Nice Baboons
According to the standard logic, males compete with one another aggressively in order to achieve and maintain a high rank, which will in turn enable them to dominate reproduction and thus maximize the number of copies of their genes that are passed on to the next generation. But although aggression among baboons does indeed have something to do with attaining a high rank, it turns out to have virtually nothing to do with maintaining it. Dominant males rarely are particularly aggressive, and those that are typically are on their way out: the ones that need to use it are often about to lose it. Instead, maintaining dominance requires social intelligence and impulse control— the ability to form prudent coalitions, show some tolerance of subordinates, and ignore most provocations.

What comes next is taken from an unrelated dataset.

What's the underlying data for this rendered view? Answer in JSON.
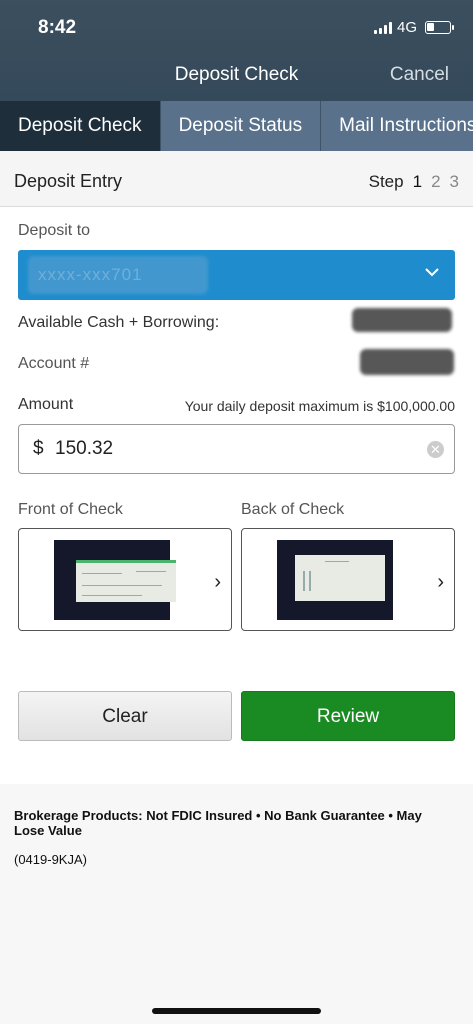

Recent work, moreover, has demonstrated that females have something to say about which males get to pass on their genes. The traditional view was based on a "linear access" model of reproduction: if one female is in heat, the alpha male gets to mate with her; if two are in heat, the alpha male and the second-ranking male get their opportunity; and so on. Yet we now know that female baboons are pretty good at getting away from even champions of male-male competition if they want to and can sneak off instead with another male they actually desire. And who would that be? Typically, it is a male that has followed a different strategy of building affiliative relations with the female— grooming her a lot, helping to take care of her kids, not beating her up. These nice-guy males seem to pass on at least as many copies of their genes as their more aggressive peers, not least because they can go like this for years, without the life-shortening burnout and injuries of the gladiators.
Robert M. Sapolsky
"A Natural History of Peace"; Foreign Affairs; January/February 2006
Sapolsky is a neuroendocrinology researcher; professor of biology, neurology, neurological sciences, and neurosurgery; and author of such books as Behave: The Biology of Humans at Our Best and Worst.